Announcing VulkanSceneRenderer
VulkanSceneRenderer is a C++23 Vulkan renderer built for real-time glTF scene rendering, physically based materials, and renderer experimentation. The project has reached the point where it can load production-style sample assets, render them through a modern deferred pipeline, and expose enough debug information to make rendering problems inspectable instead of mysterious.


What It Renders
The renderer supports a deferred opaque path, a forward transparent path with order-independent transparency, and a glTF-focused material system. Current PBR coverage includes metallic-roughness, normal maps, occlusion, emissive textures, alpha mask and blend modes, specular, clearcoat, sheen, transmission, volume, iridescence, dispersion, and multiple-scattering compensation for specular IBL.

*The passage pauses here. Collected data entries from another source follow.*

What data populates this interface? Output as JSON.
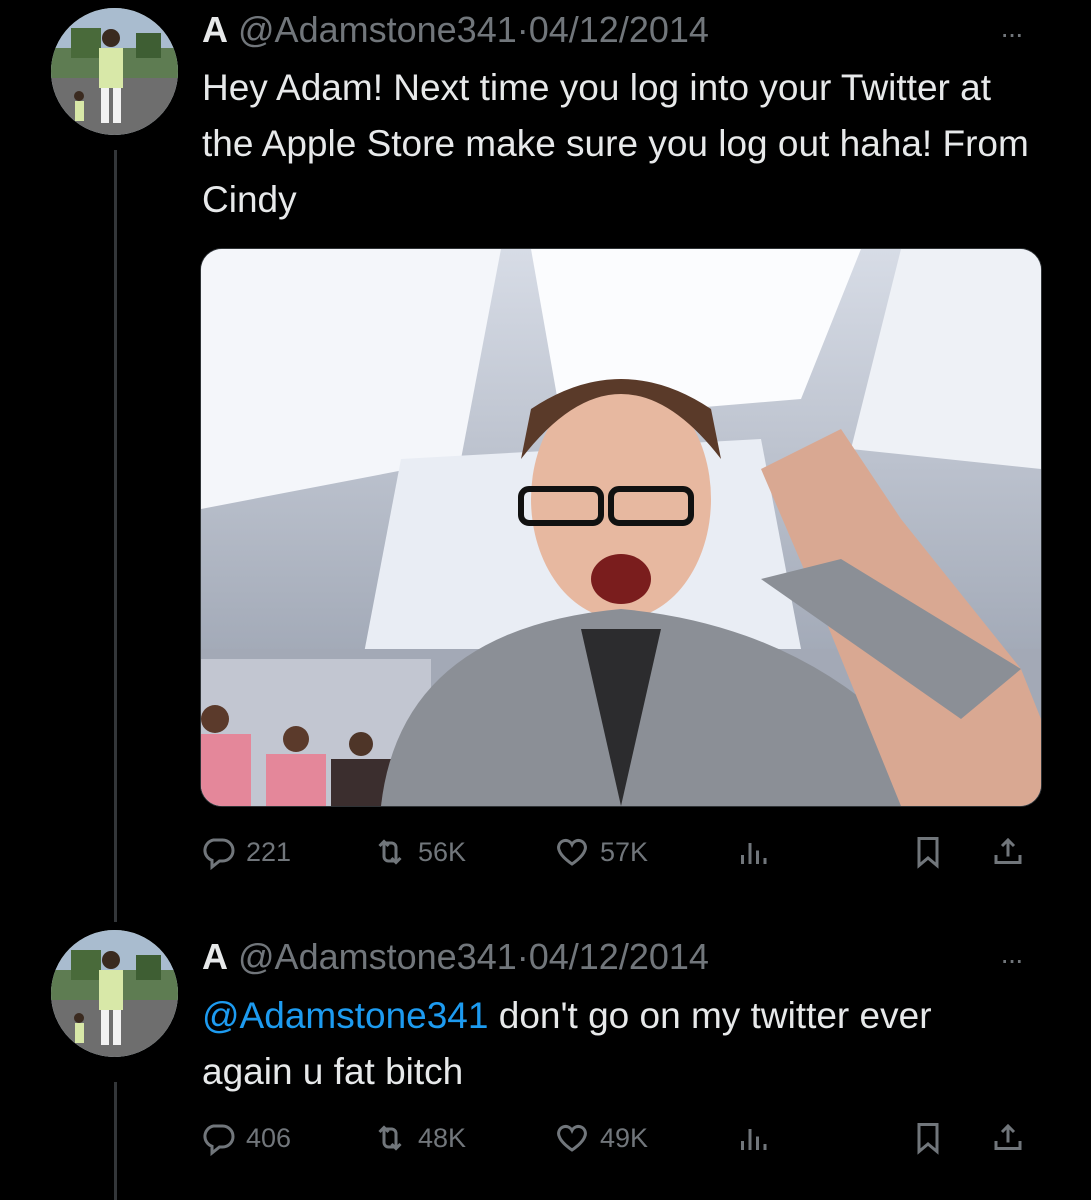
{
  "tweets": [
    {
      "author_name": "A",
      "handle": "@Adamstone341",
      "separator": "·",
      "date": "04/12/2014",
      "more_label": "···",
      "text": "Hey Adam! Next time you log into your Twitter at the Apple Store make sure you log out haha! From Cindy",
      "replies": "221",
      "retweets": "56K",
      "likes": "57K",
      "has_media": true
    },
    {
      "author_name": "A",
      "handle": "@Adamstone341",
      "separator": "·",
      "date": "04/12/2014",
      "more_label": "···",
      "mention": "@Adamstone341",
      "text": " don't go on my twitter ever again u fat bitch",
      "replies": "406",
      "retweets": "48K",
      "likes": "49K",
      "has_media": false
    }
  ],
  "icons": {
    "reply": "reply-icon",
    "retweet": "retweet-icon",
    "like": "heart-icon",
    "views": "views-icon",
    "bookmark": "bookmark-icon",
    "share": "share-icon"
  },
  "colors": {
    "background": "#000000",
    "text": "#e7e9ea",
    "muted": "#71767b",
    "link": "#1d9bf0"
  }
}
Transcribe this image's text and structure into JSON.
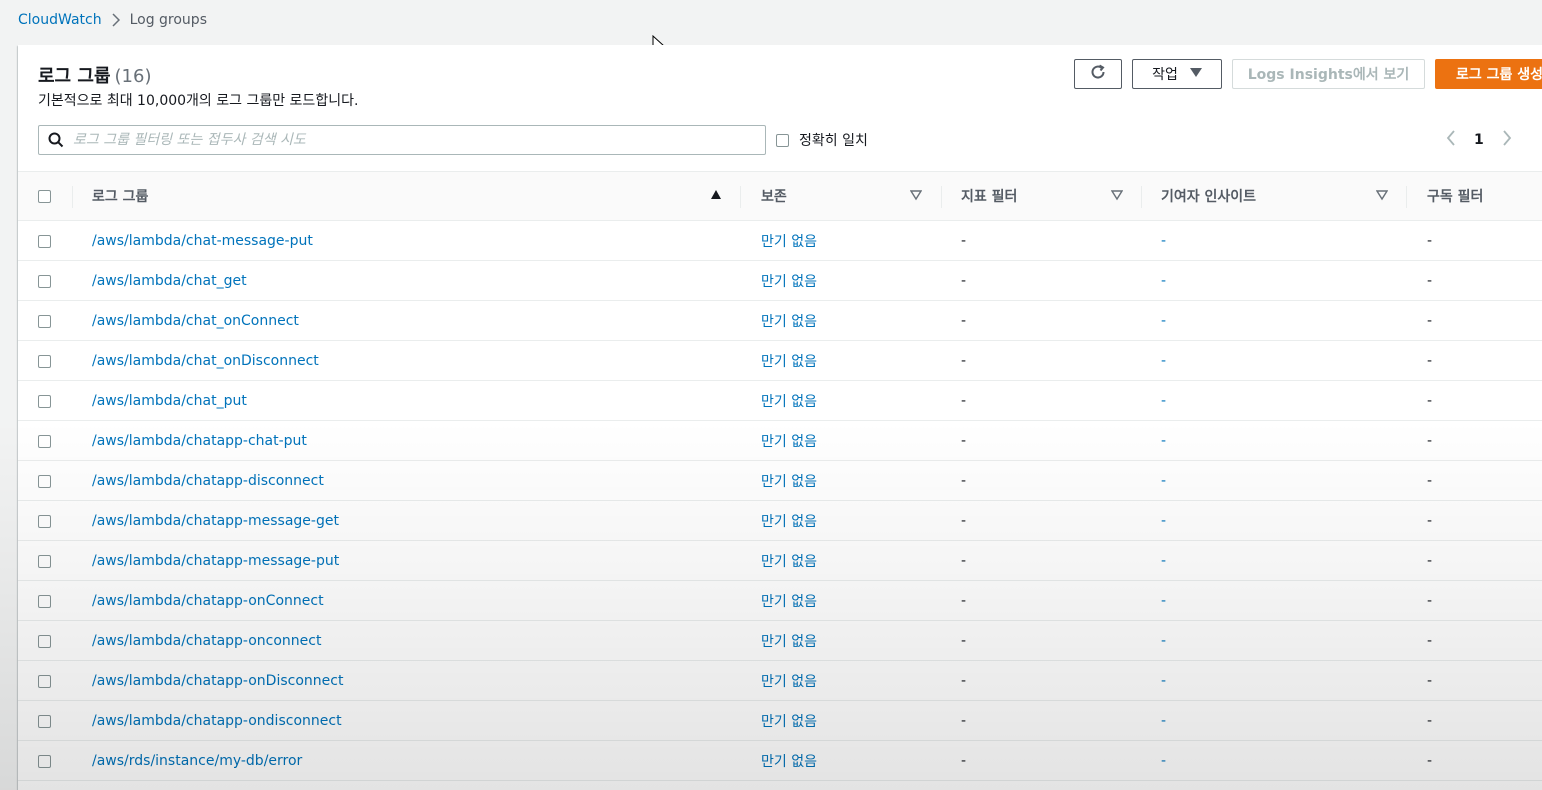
{
  "breadcrumb": {
    "root": "CloudWatch",
    "current": "Log groups"
  },
  "panel": {
    "title": "로그 그룹",
    "count": "(16)",
    "description": "기본적으로 최대 10,000개의 로그 그룹만 로드합니다."
  },
  "toolbar": {
    "actions_label": "작업",
    "insights_label": "Logs Insights에서 보기",
    "create_label": "로그 그룹 생성"
  },
  "filter": {
    "placeholder": "로그 그룹 필터링 또는 접두사 검색 시도",
    "exact_match_label": "정확히 일치"
  },
  "pagination": {
    "current_page": "1"
  },
  "table": {
    "columns": {
      "name": "로그 그룹",
      "retention": "보존",
      "metric_filters": "지표 필터",
      "contributor_insights": "기여자 인사이트",
      "subscription_filters": "구독 필터"
    },
    "rows": [
      {
        "name": "/aws/lambda/chat-message-put",
        "retention": "만기 없음",
        "metric": "-",
        "contrib": "-",
        "sub": "-"
      },
      {
        "name": "/aws/lambda/chat_get",
        "retention": "만기 없음",
        "metric": "-",
        "contrib": "-",
        "sub": "-"
      },
      {
        "name": "/aws/lambda/chat_onConnect",
        "retention": "만기 없음",
        "metric": "-",
        "contrib": "-",
        "sub": "-"
      },
      {
        "name": "/aws/lambda/chat_onDisconnect",
        "retention": "만기 없음",
        "metric": "-",
        "contrib": "-",
        "sub": "-"
      },
      {
        "name": "/aws/lambda/chat_put",
        "retention": "만기 없음",
        "metric": "-",
        "contrib": "-",
        "sub": "-"
      },
      {
        "name": "/aws/lambda/chatapp-chat-put",
        "retention": "만기 없음",
        "metric": "-",
        "contrib": "-",
        "sub": "-"
      },
      {
        "name": "/aws/lambda/chatapp-disconnect",
        "retention": "만기 없음",
        "metric": "-",
        "contrib": "-",
        "sub": "-"
      },
      {
        "name": "/aws/lambda/chatapp-message-get",
        "retention": "만기 없음",
        "metric": "-",
        "contrib": "-",
        "sub": "-"
      },
      {
        "name": "/aws/lambda/chatapp-message-put",
        "retention": "만기 없음",
        "metric": "-",
        "contrib": "-",
        "sub": "-"
      },
      {
        "name": "/aws/lambda/chatapp-onConnect",
        "retention": "만기 없음",
        "metric": "-",
        "contrib": "-",
        "sub": "-"
      },
      {
        "name": "/aws/lambda/chatapp-onconnect",
        "retention": "만기 없음",
        "metric": "-",
        "contrib": "-",
        "sub": "-"
      },
      {
        "name": "/aws/lambda/chatapp-onDisconnect",
        "retention": "만기 없음",
        "metric": "-",
        "contrib": "-",
        "sub": "-"
      },
      {
        "name": "/aws/lambda/chatapp-ondisconnect",
        "retention": "만기 없음",
        "metric": "-",
        "contrib": "-",
        "sub": "-"
      },
      {
        "name": "/aws/rds/instance/my-db/error",
        "retention": "만기 없음",
        "metric": "-",
        "contrib": "-",
        "sub": "-"
      }
    ]
  },
  "colors": {
    "link": "#0073bb",
    "primary_button": "#ec7211",
    "background": "#f2f3f3"
  },
  "icons": [
    "chevron-right-icon",
    "refresh-icon",
    "caret-down-icon",
    "search-icon",
    "chevron-left-icon",
    "sort-ascending-icon",
    "sort-icon",
    "mouse-cursor-icon"
  ]
}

The diagnostic scene is intentionally simple: a triangle, cube, and procedural sphere under the same camera, environment, and lighting controls used by larger assets. It gives the renderer a fast sanity check for transforms, winding, depth, normals, lighting, and post-process output before moving on to heavier content.

Under The Hood
The frame is organized as a render graph rather than a single monolithic render
function. RendererFrontend owns the frame-level orchestration, while focused
managers own lighting, shadows, frame resources, culling, OIT, bloom,
environment maps, scene data, and GPU allocations. FrameRecorder records the
passes in graph order and keeps image layout transitions close to the pass that
needs them.
The current frame flow is:
Depth prepass
-> Hi-Z / occlusion cull
-> G-buffer
-> shadow cascades
-> tile light cull
-> GTAO
-> deferred lighting + transparent OIT
-> bloom
-> post-process + debug output
For materials, the renderer uses a compact bridge between object data and
material data. Each object carries transform data, a normal matrix, bounds, and
an objectInfo vector. objectInfo.x stores the material index. Full material
factors, texture indices, texture transforms, and feature flags live in a
GpuMaterial storage buffer, with bindless sampled images and sampler metadata
in the scene descriptor set.
That keeps draw submission object-index based while still letting shaders fetch the complete glTF material when needed:
glTF material
-> container::material::Material
-> container::gpu::GpuMaterial
-> shaders/material_data_common.slang::GpuMaterial
Scene object
-> ObjectData.objectInfo.x
-> uMaterials[objectInfo.x]
Opaque and alpha-masked geometry write compact G-buffer channels first. Deferred lighting then combines per-pixel data with material-index lookups for layered terms that do not fit cleanly in the G-buffer, such as clearcoat, sheen, iridescence, and colored dielectric specular. Transparent and transmission materials use the forward path, where the full material record is available during shading.

The debug overview is part of the workflow. It makes the renderer show final lighting alongside material, depth, normal, and intermediate views, which is useful when investigating problems like reversed winding, incorrect sampler state, culling mistakes, or unexpected PBR channel packing.
The next steps are to keep tightening correctness and visual quality: more reference scenes, better glass and transmission, stronger visual baselines, further GPU-driven rendering work, and continued cleanup around renderer ownership boundaries.
To build it on Windows:
cmake --preset windows-release
cmake --build out/build/windows-release --target VulkanSceneRenderer --config Release
To run the test suite:
ctest --test-dir out/build/windows-release --output-on-failure
VulkanSceneRenderer is now a working foundation for renderer experiments: grounded in glTF assets, explicit about its frame graph, and instrumented enough to make every rendered image explainable.